Now the heating has broken. Conor has lost his mobile phone whilst sledging in the thick snow and he is raw cheeked, cold and soaked through. But we had lots of fun and he is now outside, building a very tall snowman.
I did not go to see Mum yesterday as the trouble with the heating has meant that Mum’s clothes were not dry. Happily I could go today. Mum is still only sixty-two, but looks ninety-two. She appears to have shrunk even more – head bowed pitifully low, shaking, and shuffling along in green slippers, with the pockets of her cardigan scrunched between grubby, fumbling fingers. As I approached I watched her snap at someone, her greasy hair flat and wispy over her eyes. Despite her protests, I hugged her, her head buried in my shoulder bone. Her speech is becoming more unintelligible, but I knew she was distressed. We found a place to sit and I gave her some more banana milk-shake, lots of kisses and words of reassurance until she had melted again. She said she had five daughters and had lost them all. She was looking for Avril, Kacker, Tater, Acklewer and Wallerker…I told her that her daughters were safe and well and that she is Avril. Sometimes she smiles at me with a warm love and gratitude that is so beautiful. She is very receptive to hugs and affection at those moments. Other times she looks at me like I have three heads and horns…

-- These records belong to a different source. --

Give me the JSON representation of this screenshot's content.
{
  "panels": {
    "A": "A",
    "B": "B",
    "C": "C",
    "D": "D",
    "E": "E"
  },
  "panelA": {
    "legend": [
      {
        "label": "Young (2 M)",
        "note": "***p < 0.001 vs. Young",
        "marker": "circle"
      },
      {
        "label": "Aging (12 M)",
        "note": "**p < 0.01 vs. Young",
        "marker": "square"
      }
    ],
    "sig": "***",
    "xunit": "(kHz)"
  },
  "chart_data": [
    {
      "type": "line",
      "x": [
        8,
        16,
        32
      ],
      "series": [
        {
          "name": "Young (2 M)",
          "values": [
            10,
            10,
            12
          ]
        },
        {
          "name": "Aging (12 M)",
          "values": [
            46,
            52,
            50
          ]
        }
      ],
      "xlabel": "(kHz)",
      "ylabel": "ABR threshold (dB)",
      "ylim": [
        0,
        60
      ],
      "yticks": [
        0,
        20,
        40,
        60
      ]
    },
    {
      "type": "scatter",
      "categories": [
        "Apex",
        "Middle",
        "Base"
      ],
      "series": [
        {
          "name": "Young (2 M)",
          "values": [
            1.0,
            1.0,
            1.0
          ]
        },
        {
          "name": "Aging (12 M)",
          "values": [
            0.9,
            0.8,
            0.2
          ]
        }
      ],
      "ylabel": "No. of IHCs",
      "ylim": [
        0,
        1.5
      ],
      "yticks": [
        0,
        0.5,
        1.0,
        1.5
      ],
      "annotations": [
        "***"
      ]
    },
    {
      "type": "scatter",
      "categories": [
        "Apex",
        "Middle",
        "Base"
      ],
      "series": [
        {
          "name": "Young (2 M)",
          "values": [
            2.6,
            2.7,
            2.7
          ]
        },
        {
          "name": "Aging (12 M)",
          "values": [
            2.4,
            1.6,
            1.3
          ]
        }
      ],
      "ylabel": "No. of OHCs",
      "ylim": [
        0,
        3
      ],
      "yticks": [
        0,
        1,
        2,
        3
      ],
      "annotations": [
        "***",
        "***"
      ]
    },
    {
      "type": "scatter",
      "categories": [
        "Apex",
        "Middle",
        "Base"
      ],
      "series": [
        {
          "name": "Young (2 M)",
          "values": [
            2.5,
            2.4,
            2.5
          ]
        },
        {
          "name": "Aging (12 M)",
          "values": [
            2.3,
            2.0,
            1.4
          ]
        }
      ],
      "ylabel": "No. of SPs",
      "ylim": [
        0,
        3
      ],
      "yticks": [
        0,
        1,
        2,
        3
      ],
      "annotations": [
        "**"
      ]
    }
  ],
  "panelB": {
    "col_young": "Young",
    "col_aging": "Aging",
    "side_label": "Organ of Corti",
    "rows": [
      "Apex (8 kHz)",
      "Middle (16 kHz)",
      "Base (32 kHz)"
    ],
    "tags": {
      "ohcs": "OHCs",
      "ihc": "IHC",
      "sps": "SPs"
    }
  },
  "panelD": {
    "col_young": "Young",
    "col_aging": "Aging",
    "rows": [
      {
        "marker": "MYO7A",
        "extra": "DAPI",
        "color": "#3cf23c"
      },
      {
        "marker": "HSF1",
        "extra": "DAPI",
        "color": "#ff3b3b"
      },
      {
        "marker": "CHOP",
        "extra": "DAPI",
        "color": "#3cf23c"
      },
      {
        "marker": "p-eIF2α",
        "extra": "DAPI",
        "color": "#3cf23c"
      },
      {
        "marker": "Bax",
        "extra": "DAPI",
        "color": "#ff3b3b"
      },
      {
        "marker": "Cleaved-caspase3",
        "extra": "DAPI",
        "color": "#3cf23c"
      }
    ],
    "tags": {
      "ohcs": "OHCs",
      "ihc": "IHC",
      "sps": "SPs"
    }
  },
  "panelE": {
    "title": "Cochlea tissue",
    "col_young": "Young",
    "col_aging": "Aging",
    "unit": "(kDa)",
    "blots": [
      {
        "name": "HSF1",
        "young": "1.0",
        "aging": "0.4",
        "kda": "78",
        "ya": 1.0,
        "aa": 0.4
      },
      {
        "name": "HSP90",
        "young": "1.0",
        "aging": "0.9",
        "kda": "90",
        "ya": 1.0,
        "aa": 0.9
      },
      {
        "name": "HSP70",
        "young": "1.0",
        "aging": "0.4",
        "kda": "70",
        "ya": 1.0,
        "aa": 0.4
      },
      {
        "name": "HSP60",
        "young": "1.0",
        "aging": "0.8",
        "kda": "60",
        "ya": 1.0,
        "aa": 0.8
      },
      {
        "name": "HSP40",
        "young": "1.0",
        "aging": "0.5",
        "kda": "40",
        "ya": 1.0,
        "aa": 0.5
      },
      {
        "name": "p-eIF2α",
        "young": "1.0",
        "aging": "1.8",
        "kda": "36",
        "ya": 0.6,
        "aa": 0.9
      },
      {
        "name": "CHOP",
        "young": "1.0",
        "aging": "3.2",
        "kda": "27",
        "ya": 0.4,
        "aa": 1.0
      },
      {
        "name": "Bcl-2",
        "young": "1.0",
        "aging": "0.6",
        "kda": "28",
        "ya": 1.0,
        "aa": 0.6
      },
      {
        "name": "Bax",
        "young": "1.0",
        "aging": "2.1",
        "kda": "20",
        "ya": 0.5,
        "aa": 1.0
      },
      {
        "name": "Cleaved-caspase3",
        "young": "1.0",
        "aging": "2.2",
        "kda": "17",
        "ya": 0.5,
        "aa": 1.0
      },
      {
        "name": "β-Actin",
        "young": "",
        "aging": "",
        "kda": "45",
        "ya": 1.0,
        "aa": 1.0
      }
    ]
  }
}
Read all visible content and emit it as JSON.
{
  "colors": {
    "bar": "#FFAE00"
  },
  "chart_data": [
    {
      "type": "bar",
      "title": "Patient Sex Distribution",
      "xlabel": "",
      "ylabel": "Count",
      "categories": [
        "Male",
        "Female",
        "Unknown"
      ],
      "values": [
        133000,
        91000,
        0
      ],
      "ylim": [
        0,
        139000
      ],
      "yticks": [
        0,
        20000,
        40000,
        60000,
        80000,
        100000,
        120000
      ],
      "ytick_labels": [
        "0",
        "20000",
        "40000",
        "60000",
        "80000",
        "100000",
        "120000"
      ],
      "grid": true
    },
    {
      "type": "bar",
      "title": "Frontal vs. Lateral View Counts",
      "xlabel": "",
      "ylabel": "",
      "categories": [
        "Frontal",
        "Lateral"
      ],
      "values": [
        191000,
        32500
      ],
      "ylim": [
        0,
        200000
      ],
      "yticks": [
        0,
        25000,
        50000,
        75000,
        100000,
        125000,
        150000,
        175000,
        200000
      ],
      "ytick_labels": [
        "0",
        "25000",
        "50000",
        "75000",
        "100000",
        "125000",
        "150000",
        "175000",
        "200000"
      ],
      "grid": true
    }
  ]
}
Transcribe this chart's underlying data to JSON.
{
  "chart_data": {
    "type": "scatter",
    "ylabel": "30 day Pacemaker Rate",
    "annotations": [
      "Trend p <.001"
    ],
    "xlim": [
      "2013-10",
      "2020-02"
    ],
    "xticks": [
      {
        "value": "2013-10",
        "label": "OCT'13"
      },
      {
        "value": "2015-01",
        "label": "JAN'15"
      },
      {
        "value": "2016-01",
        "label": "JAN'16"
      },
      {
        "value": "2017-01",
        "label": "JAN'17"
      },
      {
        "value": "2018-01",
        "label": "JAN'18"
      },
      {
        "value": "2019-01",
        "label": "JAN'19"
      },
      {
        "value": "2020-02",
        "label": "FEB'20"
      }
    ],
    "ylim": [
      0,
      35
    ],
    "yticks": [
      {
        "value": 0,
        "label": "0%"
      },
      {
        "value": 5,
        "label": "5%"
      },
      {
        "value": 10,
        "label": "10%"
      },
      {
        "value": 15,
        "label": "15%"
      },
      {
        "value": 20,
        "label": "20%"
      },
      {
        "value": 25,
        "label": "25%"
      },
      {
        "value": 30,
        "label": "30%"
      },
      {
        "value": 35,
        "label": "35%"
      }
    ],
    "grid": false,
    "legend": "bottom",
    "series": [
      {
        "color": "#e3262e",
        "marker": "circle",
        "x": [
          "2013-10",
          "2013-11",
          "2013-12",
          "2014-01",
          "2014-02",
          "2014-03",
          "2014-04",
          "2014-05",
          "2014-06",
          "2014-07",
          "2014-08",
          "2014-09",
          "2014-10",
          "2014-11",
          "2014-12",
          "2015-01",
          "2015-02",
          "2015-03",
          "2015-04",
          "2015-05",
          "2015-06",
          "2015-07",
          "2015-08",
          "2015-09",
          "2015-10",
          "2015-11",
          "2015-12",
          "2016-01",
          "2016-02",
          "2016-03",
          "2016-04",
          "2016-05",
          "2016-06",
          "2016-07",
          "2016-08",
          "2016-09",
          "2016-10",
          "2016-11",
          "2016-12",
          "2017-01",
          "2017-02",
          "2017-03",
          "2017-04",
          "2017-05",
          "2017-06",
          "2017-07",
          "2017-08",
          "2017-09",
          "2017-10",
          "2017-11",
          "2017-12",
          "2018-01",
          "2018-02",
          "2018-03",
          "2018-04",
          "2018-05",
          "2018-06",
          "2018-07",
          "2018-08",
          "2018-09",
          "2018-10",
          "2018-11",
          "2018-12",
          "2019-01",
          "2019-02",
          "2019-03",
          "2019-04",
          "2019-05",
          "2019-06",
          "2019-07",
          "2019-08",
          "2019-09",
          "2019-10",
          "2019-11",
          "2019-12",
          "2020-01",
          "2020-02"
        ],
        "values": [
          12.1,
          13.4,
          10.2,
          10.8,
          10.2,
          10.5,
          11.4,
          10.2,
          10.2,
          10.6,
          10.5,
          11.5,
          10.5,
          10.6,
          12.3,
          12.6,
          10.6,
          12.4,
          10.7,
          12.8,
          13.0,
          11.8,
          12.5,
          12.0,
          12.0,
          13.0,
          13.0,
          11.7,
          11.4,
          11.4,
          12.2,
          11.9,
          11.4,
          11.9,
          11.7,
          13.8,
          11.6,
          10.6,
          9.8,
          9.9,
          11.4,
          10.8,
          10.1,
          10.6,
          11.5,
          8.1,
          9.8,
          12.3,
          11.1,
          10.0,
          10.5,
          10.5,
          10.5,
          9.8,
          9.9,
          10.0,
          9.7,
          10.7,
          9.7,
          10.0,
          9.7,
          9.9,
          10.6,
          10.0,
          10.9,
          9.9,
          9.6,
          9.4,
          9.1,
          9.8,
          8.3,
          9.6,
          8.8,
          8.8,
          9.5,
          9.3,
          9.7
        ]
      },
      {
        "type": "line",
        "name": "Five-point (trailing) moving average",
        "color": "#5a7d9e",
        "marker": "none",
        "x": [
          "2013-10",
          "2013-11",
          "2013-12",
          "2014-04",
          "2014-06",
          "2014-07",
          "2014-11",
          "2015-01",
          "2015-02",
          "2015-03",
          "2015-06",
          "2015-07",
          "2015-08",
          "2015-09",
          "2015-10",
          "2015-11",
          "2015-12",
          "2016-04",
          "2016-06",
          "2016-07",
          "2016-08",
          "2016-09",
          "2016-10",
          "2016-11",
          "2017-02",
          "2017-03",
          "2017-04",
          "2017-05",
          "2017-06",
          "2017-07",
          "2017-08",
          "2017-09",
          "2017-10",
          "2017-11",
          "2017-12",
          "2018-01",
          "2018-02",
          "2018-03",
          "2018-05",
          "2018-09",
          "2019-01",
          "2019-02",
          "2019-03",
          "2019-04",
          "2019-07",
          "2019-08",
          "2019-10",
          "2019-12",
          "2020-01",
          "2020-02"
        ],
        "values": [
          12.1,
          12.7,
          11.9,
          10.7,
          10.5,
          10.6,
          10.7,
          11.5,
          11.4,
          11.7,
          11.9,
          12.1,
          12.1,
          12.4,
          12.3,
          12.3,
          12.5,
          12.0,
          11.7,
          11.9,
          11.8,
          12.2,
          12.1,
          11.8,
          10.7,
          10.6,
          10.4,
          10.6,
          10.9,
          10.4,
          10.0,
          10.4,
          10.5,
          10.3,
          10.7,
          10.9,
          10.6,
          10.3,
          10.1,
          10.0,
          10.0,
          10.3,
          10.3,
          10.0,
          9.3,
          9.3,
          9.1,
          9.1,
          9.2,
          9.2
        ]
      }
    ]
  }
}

I spoke briefly to one of the carers to ask him what he knows about Gold Acre. It is another hospital ward, so she will only stay there until her mood and behaviour are stable. Then she will have to be moved again. I thought that she was being kept at St Peter’s Wing until she was stable and then they would find her a permanent placement. He said Gold Acre is about two miles from the East Hospital. I don’t see the point in moving her twice.
When I returned from sorting her laundry, Mum was standing singing to a table full of people.